One of the other men at table—handsome but older, with long thick wavy gray hair and a beautifully lined face, a man who had been gorging himself in silence on a greasy joint of mutton—looked up at me over the joint and at the fallen, twisting man who struggled to get to his feet.
“Hmmm. So Goliath falls, little David,” he said, smiling up at me. “Mind your tongue, little David, we are not all stupid giants, and your stones are not for throwing just yet.”
I smiled back at him. “Your jest is as clumsy as your friend, Sir. As for my stones, as you put it, they’ll stay right where they are in their pouch and wait for you to stumble in the way of your friend.”

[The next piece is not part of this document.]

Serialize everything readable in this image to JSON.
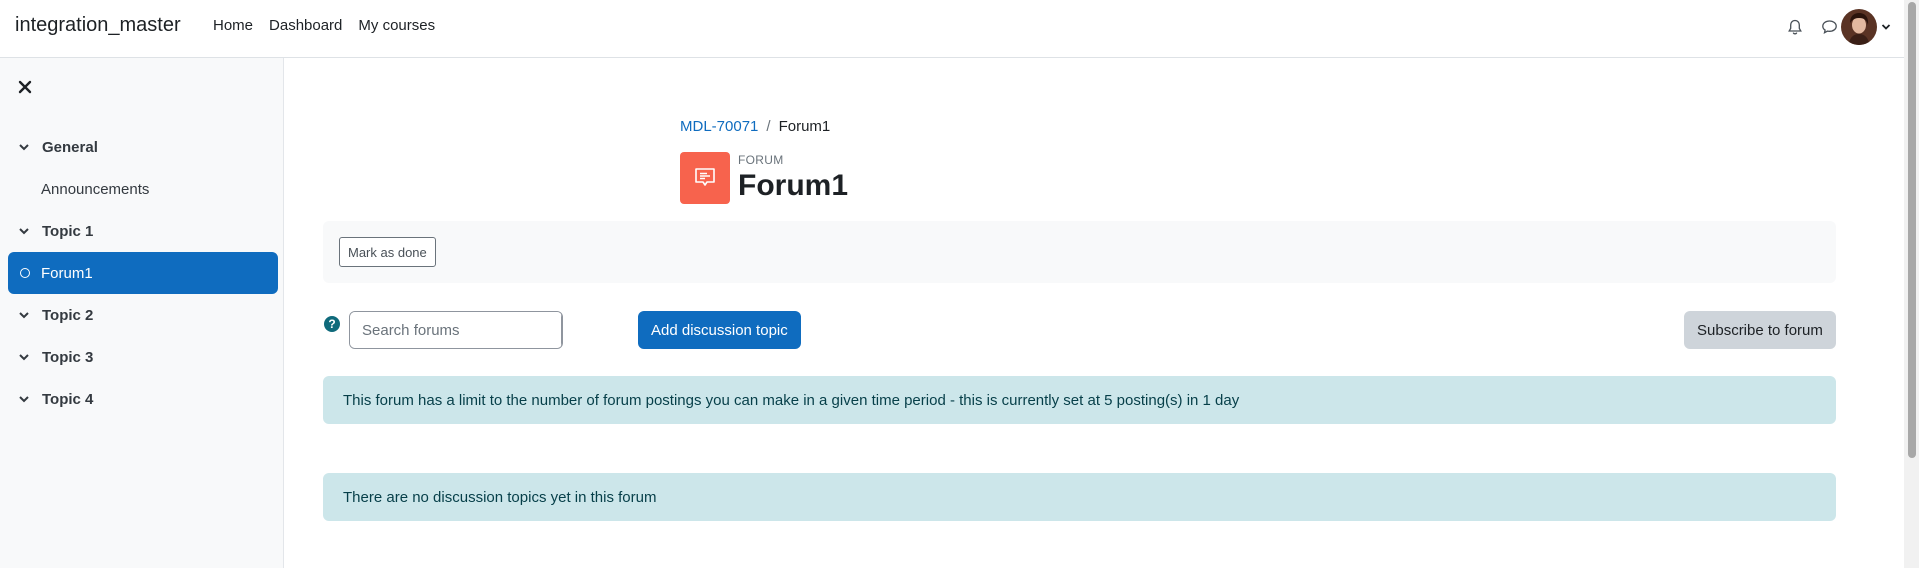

“Did you say the books, Sir,” asked the red-haired man of Marius, completely oblivious to this little exchange. “The books were burnt in the fall of the greatest city in the world?”
“Yes, he cares about books, this fellow,” said the black-haired man. “Sir, you better look to your little boy. He’s a goner, the dance has changed. Tell him not to mock his elders.”
The two dancers came towards me, both as drunk as the man who had fallen. They made to caress me, simultaneously becoming with great odoriferous and heavy breathing a beast with four arms.
“You smile at our friend rolling around on the ground?” one of them asked, sticking his knee between my legs.
I backed up, barely escaping the rude blow. “Seemed the kindest thing I could do,” I answered. “Being that my worship was the cause of his fall. Don’t plunge into such devotions, yourself, Sirs. I haven’t the slightest inclination to answer your prayers.”